What can I do to analyze two experimental conditions for differential expression without a true control?
You keep saying analyze and differential expression. What was the purpose of the biological experiment? That's what will tell you the relevant analysis. Maybe you're looking for genes that activate in both conditions relative to timepoint 1. Maybe you're looking for genes that are unique to one condition.
Perhaps I didn't make this clear. I am supposed to be looking for differentially expressed genes between conditions (each gene is in each condition) over the entire time series. It seems problematic then, for each condition to be 'experimental' while there is no control condition, since most packages that perform differential expression [testing]* (and indeed, statistical tests generally) expect there to be a control against which to test an experimental condition
My point is you have many factors and many choices when handling a time series. At any one timepoint you have two conditions and either could be named control for the sake of statistical software. Just rename the left side control, and the right side treatment, and 'upregulated genes' will translate to those higher on the right, and 'downregulated' will mean those higher on the left. It's just terminology.

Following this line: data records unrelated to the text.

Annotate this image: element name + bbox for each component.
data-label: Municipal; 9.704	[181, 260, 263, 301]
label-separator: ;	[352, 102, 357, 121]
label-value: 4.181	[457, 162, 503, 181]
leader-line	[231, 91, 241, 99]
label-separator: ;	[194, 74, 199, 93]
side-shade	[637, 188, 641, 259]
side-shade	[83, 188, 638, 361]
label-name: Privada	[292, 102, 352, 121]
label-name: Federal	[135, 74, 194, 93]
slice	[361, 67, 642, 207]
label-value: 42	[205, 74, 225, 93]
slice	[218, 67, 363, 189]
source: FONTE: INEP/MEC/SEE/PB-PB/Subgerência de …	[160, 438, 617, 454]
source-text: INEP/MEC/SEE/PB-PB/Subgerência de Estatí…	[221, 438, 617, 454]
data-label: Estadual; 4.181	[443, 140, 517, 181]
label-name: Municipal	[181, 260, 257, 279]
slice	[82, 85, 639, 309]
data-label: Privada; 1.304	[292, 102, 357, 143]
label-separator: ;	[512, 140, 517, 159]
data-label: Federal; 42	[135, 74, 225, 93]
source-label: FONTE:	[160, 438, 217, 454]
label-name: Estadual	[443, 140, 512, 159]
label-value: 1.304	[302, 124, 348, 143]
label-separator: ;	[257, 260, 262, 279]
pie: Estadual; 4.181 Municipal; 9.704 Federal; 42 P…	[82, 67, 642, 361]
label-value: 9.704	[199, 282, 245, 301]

My snip about having a hypothesis is because with the timeseries, you might be interested in only those genes showing a consistent trend, or maybe you could ignore the middle timepoints and just differentiate the first and last timepoints with L/R as a covariate. Then the first timepoint could be called control.
If your experimental setup would expect left and right to be equal at time=0, then they could be pooled as replicated control.
Ah, thanks for making me understand.
For a time-series RNA-Seq data, you can try STEM (Short Time-series Expression Miner). STEM can group genes based on their expression patterns along the time-course, and tells us whether a group of genes is significantly enriched for particular GO terms. It also can compare right side and left side on the time course.
Short Time-series Expression Miner (STEM)
http://www.cs.cmu.edu/~jernst/stem/
Jason Ernst Lab
http://www.biolchem.ucla.edu/labs/ernst/
If you want to find differentially expressed genes between the two conditions then just use a model of
~Condition*TimePoint
and use the p-values/fold-changes associated withCondition
. As karl.stamm said, it's the biological question that completely dictates the design.